Olivier de Schutter finishes tenure as UN Special Rapporteur on the Right to Food
Olivier de Schutter must be finishing up his six-year term as the United Nations Special Rapporteur on the Right to Food.
His final report to the U. N. Human Rights Council
Objectives such as supplying diverse, culturally-acceptable foods to communities, supporting smallholders, sustaining soil and water resources, and raising food security within particularly vulnerable areas, must not be crowded out by the one-dimensional quest to produce more food,
In a speech to the annual summit of the World Health Organisation (WHO), Reuters reports:
Unhealthy diets are now a greater threat to global health than tobacco.
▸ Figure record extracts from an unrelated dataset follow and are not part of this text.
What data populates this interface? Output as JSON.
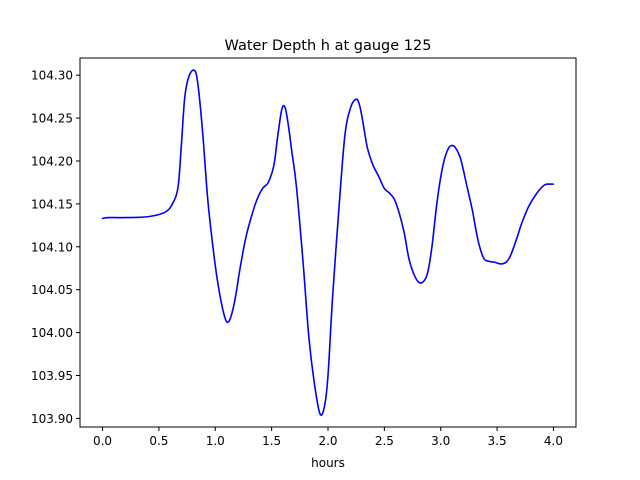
{
  "chart_data": {
    "type": "line",
    "title": "Water Depth h at gauge 125",
    "xlabel": "hours",
    "ylabel": "",
    "xlim": [
      -0.2,
      4.2
    ],
    "ylim": [
      103.89,
      104.32
    ],
    "xticks": [
      0.0,
      0.5,
      1.0,
      1.5,
      2.0,
      2.5,
      3.0,
      3.5,
      4.0
    ],
    "xtick_labels": [
      "0.0",
      "0.5",
      "1.0",
      "1.5",
      "2.0",
      "2.5",
      "3.0",
      "3.5",
      "4.0"
    ],
    "yticks": [
      103.9,
      103.95,
      104.0,
      104.05,
      104.1,
      104.15,
      104.2,
      104.25,
      104.3
    ],
    "ytick_labels": [
      "103.90",
      "103.95",
      "104.00",
      "104.05",
      "104.10",
      "104.15",
      "104.20",
      "104.25",
      "104.30"
    ],
    "grid": false,
    "series": [
      {
        "color": "#0000ff",
        "x": [
          0.0,
          0.05,
          0.2,
          0.4,
          0.55,
          0.62,
          0.67,
          0.7,
          0.73,
          0.77,
          0.82,
          0.85,
          0.89,
          0.93,
          0.97,
          1.02,
          1.08,
          1.12,
          1.17,
          1.22,
          1.27,
          1.32,
          1.37,
          1.42,
          1.47,
          1.52,
          1.55,
          1.59,
          1.62,
          1.65,
          1.68,
          1.72,
          1.78,
          1.83,
          1.88,
          1.93,
          1.97,
          2.0,
          2.04,
          2.1,
          2.15,
          2.2,
          2.25,
          2.28,
          2.31,
          2.35,
          2.4,
          2.45,
          2.5,
          2.55,
          2.6,
          2.67,
          2.72,
          2.78,
          2.83,
          2.88,
          2.92,
          2.97,
          3.02,
          3.07,
          3.12,
          3.17,
          3.2,
          3.23,
          3.28,
          3.33,
          3.38,
          3.43,
          3.48,
          3.53,
          3.58,
          3.62,
          3.67,
          3.72,
          3.78,
          3.85,
          3.92,
          3.97,
          4.0
        ],
        "values": [
          104.133,
          104.134,
          104.134,
          104.135,
          104.14,
          104.15,
          104.17,
          104.22,
          104.275,
          104.3,
          104.305,
          104.285,
          104.23,
          104.16,
          104.11,
          104.06,
          104.02,
          104.013,
          104.035,
          104.075,
          104.11,
          104.135,
          104.155,
          104.168,
          104.175,
          104.195,
          104.225,
          104.26,
          104.262,
          104.24,
          104.21,
          104.17,
          104.08,
          103.995,
          103.94,
          103.905,
          103.915,
          103.95,
          104.04,
          104.15,
          104.23,
          104.262,
          104.272,
          104.265,
          104.245,
          104.215,
          104.195,
          104.182,
          104.168,
          104.162,
          104.152,
          104.12,
          104.085,
          104.063,
          104.058,
          104.068,
          104.098,
          104.155,
          104.195,
          104.215,
          104.217,
          104.205,
          104.19,
          104.172,
          104.143,
          104.108,
          104.087,
          104.083,
          104.082,
          104.08,
          104.082,
          104.09,
          104.108,
          104.128,
          104.147,
          104.162,
          104.172,
          104.173,
          104.173
        ]
      }
    ]
  }
}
Just as the world came together to regulate the risks of tobacco, a bold framework convention on adequate diets must now be agreed, he said.
De Schutter, who has held his post of special rapporteur on the right to food since 2008 and earlier headed the Paris-based International Federation of Human Rights, reports to the U.N. Human Rights Council in Geneva.
In 2005, a U.N. convention on tobacco control aimed at reducing deaths and health problems caused by the product went into force after long negotiations under the umbrella of the WHO.
In a report to the rights council in 2012, de Schutter said a similar accord on food should include taxing unhealthy products, regulating food high in saturated fats, salt and sugar, and “cracking down on junk food advertising.”
That report also called for an overhaul on the system of farm subsidies “that make certain ingredients cheaper than others”, and for support for local production “so that consumers have access to healthy, fresh and nutritious foods.”
De Schutter reports that public procurement can and should be used to ‘buy justice’ in food systems (also see press release):
“Public procurement represents a rare opportunity to support more nutritious diets and more sustainable food systems in one fell swoop,” he said, as he released his final publication as UN Special Rapporteur on the right to food.
Recalling that OECD countries spend an average of 12% of GDP on public procurement, and developing countries only slightly less, he identified five principles for using public procurement to support the realization of the right to food:
- Source preferentially from small-scale food producers and help them to access tenders
- Guarantee living wages and fair prices along the food supply chain
- Set specific requirements for adequate food diets
- Source locally whenever possible and impose sustainability requirements on suppliers; and
- Increase participation and accountability in the food system
De Schutter has done honorable work as Special Rapporteur and his role in this position will be missed.